A shovel slices into the earth on a plot of land full of holes. A graveyard? Turns out it's Tony with the shovel, and although we've seen quite a few scenes in which bodily remains have been buried or unearthed on this show, this time he's looking for some money Uncle Junior insists is buried in the back yard. But Junior's memory may be playing tricks on him...
In addition to offering what may be some tantalizing foreshadowing of the fates of these characters, all this is the set-up to an episode in which -- to cite just a few of examples -- Tony will buy off Carmella with a Porsche Cayenne; Angie, Carmella's friend (and Big Pussy's widow) gets a Corvette, to Carm's consternation; Eugene will attempt to buy off Tony with a bag of "18-carat gold, diamond center" David Yurman watches; Tony will help himself to Armani sunglasses at the shop of Johnny Sack's brother-in-law, as a way of demanding "respect"; Christopher offers to buy Johnny's Maserati, when Johnny needs to "get some liquidity out of it"; and so on....
All this stuff is essential to the show.

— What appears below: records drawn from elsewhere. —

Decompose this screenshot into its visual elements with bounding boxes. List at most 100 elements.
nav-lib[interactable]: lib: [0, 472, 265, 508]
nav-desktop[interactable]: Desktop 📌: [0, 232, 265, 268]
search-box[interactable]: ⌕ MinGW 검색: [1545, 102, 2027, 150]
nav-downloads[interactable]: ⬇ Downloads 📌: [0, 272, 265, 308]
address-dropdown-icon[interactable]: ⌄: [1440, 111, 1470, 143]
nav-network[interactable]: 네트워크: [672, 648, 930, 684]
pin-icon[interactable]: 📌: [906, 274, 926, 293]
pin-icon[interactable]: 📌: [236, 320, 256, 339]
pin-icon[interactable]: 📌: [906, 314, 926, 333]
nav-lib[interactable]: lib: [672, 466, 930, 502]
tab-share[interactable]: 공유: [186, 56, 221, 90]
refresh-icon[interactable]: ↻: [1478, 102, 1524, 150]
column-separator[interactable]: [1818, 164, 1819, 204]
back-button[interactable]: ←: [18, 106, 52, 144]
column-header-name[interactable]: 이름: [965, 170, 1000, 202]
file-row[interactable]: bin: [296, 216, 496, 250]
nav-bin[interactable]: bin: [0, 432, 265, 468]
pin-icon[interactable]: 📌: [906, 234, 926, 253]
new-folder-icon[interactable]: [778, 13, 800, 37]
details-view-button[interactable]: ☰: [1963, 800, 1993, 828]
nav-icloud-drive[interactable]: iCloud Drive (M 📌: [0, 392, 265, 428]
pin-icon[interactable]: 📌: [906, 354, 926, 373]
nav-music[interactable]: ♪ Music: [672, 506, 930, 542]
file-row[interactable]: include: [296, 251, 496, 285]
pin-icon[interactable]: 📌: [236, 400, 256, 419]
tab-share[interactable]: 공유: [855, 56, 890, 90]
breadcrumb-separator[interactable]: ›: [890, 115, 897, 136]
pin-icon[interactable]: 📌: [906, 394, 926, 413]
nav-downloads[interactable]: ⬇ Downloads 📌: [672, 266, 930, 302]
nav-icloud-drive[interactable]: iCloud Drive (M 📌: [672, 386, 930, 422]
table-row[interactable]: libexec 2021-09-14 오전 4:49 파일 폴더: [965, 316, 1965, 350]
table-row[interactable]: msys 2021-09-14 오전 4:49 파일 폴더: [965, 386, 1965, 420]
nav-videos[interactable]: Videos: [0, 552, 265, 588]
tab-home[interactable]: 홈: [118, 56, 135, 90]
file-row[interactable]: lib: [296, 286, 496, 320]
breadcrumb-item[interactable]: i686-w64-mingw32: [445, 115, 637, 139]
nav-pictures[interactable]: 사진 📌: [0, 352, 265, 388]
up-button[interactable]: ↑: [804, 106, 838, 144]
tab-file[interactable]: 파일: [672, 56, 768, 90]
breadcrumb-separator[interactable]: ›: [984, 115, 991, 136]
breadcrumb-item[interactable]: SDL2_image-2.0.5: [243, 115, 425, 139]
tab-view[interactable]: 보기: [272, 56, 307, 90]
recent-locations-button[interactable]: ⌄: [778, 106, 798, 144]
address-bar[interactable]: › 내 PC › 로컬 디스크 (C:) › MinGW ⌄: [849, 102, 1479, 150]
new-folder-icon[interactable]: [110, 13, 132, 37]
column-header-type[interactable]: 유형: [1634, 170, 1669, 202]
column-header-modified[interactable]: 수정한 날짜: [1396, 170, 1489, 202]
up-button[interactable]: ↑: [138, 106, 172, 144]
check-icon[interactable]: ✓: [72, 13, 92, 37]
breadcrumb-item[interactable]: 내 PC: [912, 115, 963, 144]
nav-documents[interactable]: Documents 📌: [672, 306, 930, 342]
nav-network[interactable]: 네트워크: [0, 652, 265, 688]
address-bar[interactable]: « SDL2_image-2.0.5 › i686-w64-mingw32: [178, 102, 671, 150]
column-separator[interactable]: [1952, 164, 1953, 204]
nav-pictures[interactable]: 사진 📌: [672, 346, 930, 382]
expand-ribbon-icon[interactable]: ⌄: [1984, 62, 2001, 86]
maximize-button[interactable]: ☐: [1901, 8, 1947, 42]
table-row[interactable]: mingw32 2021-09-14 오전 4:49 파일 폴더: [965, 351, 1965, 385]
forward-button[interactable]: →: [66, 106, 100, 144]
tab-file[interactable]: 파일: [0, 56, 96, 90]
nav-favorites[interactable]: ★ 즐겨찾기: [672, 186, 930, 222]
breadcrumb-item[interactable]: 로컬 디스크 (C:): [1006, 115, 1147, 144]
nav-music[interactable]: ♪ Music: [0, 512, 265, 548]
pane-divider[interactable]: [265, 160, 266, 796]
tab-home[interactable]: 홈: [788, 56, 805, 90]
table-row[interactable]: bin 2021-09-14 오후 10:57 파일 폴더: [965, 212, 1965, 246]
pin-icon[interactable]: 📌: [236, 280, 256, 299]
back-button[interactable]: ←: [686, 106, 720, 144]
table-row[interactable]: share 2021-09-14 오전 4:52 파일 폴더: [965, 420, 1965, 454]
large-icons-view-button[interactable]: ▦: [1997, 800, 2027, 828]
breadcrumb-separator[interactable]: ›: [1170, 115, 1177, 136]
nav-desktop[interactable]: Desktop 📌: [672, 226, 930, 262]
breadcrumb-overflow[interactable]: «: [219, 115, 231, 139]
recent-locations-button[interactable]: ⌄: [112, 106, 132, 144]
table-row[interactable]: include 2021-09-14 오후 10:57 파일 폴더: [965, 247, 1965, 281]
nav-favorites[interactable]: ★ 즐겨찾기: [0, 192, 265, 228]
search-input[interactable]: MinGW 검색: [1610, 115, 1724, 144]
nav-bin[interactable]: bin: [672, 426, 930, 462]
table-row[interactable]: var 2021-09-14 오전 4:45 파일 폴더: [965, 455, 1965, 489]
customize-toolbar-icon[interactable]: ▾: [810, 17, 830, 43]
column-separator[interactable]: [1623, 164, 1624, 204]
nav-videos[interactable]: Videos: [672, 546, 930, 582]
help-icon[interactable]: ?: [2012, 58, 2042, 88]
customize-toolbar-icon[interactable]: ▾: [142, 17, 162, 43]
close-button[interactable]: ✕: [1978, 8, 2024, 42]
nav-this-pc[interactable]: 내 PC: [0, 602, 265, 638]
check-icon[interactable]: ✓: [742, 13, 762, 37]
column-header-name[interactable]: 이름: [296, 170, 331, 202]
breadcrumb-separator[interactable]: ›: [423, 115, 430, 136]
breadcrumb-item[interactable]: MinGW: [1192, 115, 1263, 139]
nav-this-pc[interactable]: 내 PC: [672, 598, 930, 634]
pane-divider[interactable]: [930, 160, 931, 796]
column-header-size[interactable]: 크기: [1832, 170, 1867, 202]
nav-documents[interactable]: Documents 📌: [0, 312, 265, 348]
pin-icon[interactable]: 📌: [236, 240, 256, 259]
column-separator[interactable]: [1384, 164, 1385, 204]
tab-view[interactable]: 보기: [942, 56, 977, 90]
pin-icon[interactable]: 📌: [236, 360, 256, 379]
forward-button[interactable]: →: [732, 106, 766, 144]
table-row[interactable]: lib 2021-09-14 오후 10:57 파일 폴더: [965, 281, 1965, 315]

It would only be distracting if they made up brand names. (Anybody recall how Stanley Kubrick used existing brands -- Pan Am, Hilton -- to lend credence to his vision of the future in "2001: A Space Odyssey"?) Whenever I see stupid stuff like this "product placement" tracking blog posts, showing no regard for how the show is using brand names, I'm reminded of those idiotic "gaffe squad" trivialists who spend their time looking for continuity errors rather than actually paying attention to the movie.
P.S. Early in the season, Tony articulated his mid-life crisis by saying: "I'm 46 years old. Who am I? Where am I going?" Reminds me of the great painting by Paul Gaugin, "Where Do We Come From? What Are We? Where Are We Going?" -- the work that Gaugin saw as the culmination of his life and work, and after which he planned to commit suicide. Those are pretty much the eternal questions, no?